するとそこへひょっこり吉野君がやって来た。俺は、この時ぐらい吉野君を頼もしく思ったことはない。俺は、吉野君と一緒に「×××」の悪口をいいたかったからである。吉野君も恐らく、同じ目的で、俺を訪問したのかもわからなかった。

「やあ! 君も『×××』読んでいたのか。僕も今朝本屋で買ったよ。案外いいものはないね

「山野の『顔』はどうだい」ときいた。

「軽妙だ。しかしあんなものは、誰にだって書けるじゃないか。少なくとも江戸っ子には書けるね」と江戸っ子たる吉野君は昂然としていった。俺の良心は、吉野君のいっていることに、全然反対した。が、俺の感情は吉野君のいったことに満幅の賛意を表した。

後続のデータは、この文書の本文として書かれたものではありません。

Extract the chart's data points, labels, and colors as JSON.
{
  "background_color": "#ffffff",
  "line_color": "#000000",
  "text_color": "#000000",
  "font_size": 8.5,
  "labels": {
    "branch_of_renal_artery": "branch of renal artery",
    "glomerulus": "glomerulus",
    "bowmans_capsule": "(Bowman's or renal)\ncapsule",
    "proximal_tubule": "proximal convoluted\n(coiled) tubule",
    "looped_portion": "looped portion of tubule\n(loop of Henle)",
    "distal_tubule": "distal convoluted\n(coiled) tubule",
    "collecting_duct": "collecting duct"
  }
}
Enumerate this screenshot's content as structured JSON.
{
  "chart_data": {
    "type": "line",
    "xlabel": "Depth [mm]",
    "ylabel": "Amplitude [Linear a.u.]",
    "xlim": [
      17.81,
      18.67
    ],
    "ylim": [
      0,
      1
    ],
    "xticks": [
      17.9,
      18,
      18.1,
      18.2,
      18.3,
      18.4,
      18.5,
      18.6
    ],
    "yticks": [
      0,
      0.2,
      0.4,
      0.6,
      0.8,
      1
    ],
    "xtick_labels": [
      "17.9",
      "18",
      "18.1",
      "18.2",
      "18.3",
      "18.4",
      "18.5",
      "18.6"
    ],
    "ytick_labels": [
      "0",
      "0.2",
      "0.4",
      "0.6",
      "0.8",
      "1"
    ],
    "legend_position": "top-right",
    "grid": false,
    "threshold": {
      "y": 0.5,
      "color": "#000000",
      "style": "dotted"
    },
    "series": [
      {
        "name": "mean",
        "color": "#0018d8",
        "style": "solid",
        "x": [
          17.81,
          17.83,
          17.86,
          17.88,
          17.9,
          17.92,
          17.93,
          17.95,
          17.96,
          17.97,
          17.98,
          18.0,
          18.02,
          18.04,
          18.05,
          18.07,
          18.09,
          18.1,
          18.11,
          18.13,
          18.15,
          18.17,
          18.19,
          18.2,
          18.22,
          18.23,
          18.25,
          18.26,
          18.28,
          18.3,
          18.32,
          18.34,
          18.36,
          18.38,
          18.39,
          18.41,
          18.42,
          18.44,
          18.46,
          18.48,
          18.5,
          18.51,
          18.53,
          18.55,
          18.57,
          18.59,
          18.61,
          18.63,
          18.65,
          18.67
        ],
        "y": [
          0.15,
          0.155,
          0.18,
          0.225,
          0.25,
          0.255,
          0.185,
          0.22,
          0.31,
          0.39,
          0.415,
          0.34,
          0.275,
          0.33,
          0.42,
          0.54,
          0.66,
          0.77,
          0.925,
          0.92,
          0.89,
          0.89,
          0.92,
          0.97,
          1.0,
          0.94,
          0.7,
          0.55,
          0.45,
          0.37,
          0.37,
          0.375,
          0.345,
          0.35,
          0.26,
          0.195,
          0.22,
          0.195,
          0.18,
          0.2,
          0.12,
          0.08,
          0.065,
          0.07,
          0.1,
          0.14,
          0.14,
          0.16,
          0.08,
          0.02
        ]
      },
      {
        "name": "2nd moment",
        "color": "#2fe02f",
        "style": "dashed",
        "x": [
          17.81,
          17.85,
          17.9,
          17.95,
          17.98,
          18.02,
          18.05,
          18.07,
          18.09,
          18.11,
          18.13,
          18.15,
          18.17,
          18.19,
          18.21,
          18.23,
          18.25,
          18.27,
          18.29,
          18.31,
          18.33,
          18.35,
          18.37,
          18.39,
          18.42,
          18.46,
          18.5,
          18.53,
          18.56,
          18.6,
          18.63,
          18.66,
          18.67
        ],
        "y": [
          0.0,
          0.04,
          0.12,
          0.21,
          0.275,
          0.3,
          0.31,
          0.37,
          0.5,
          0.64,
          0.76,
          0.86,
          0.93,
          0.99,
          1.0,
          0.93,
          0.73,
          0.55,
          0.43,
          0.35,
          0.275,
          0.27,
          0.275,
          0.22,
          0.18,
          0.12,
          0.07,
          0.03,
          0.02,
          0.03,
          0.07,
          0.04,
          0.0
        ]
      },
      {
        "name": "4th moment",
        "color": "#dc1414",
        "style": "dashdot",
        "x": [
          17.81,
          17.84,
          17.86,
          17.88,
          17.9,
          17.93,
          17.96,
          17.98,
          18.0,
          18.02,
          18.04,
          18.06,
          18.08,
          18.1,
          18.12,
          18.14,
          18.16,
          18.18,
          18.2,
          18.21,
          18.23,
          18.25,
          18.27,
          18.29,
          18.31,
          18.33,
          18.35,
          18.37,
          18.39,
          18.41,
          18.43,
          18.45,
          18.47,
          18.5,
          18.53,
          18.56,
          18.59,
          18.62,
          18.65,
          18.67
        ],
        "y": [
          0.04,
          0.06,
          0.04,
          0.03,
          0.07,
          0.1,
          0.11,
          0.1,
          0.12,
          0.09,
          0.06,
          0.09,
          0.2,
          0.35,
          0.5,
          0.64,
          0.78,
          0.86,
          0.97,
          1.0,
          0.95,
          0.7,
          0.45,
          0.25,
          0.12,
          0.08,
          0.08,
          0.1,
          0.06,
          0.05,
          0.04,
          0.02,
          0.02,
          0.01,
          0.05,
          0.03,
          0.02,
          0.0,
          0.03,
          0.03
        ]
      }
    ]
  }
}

「桑田君の『闖入者』もあまりよくないね。古い! まるで、自然主義から一歩も出ていないのだ」

俺は段々心強くなった。俺は、今日ほど吉野君を尊敬したことはなかった。

 

俺の願いもむなしく、新思潮は好評を博し、吉野らは他雑誌でも作品を寄稿するようになる。

そこへ、山野が再び手紙をよこす。

 

「この頃は僕もほかの雑誌から原稿を頼まれるし、桑田も近々ほかの雑誌に書くだろうから、『×××』は自然誌面に余裕ができるので、君の作品も紹介し得る機会がたびたび来るだろうと思う。だから、君もいいものがあったら、遠慮しないでどしどし送ってくれ給え。むろんあまりひどいものは困るが、水準レベル以上のものならよろこんで紹介するから」

この手紙を読んだ時、俺は今まで山野に対して懐いていた嫉妬や反感を恥かしいとさえ思った。

 

そして書きあげた戯曲『夜の脅威』を教授から取り返し(教授は全く読んでいない)、吉野へ送る。そして返事が来る。

 

「僕たちは皆、君の『夜の脅威』を読んだ。そしていい合わしたように、多大な失望を感じた。

 

吉野からの返事は、俺の作品への酷評だった。

 

罠! 俺は確かに山野の掛けた罠に掛ったのだ!

 

おまけ:島本和彦『アオイホノオ』と菊池寛の作風が似すぎ

島本和彦の最近の作品に『アオイホノオ』というまんががある。

これは、ひとかどのクリエイター(まんが・アニメ業界)を目指す主人公ホノオモユルが、プロのまんが家を目指していく学園まんがである。

 

ホノオは口ばかり達者で、地道にコツコツと作業することが嫌い。面倒くさがりだ。

「オレはいつでもプロになれる」と言って、何も作品を書かない。

 

そしてライバルに庵野秀明がいる。

庵野の提出する大学課題用の作品を見て、その出来栄えと庵野のすぐれた才能に驚くホノオ。

何回か庵野の作品が提出されるが、そのたびに「頼む庵野、つまらないものを作ってくれ!」と祈る。

 

しかし結局庵野の作る映像はおもしろい。直後に、学食で仲間と昼食を食べ、「ああ、庵野の文句が言いたい!」と心で叫ぶ。

 

全く構造が同じではないか!

菊池寛好き、または、アオイホノオが好きな人なら、必ずもう一方も楽しめると思う。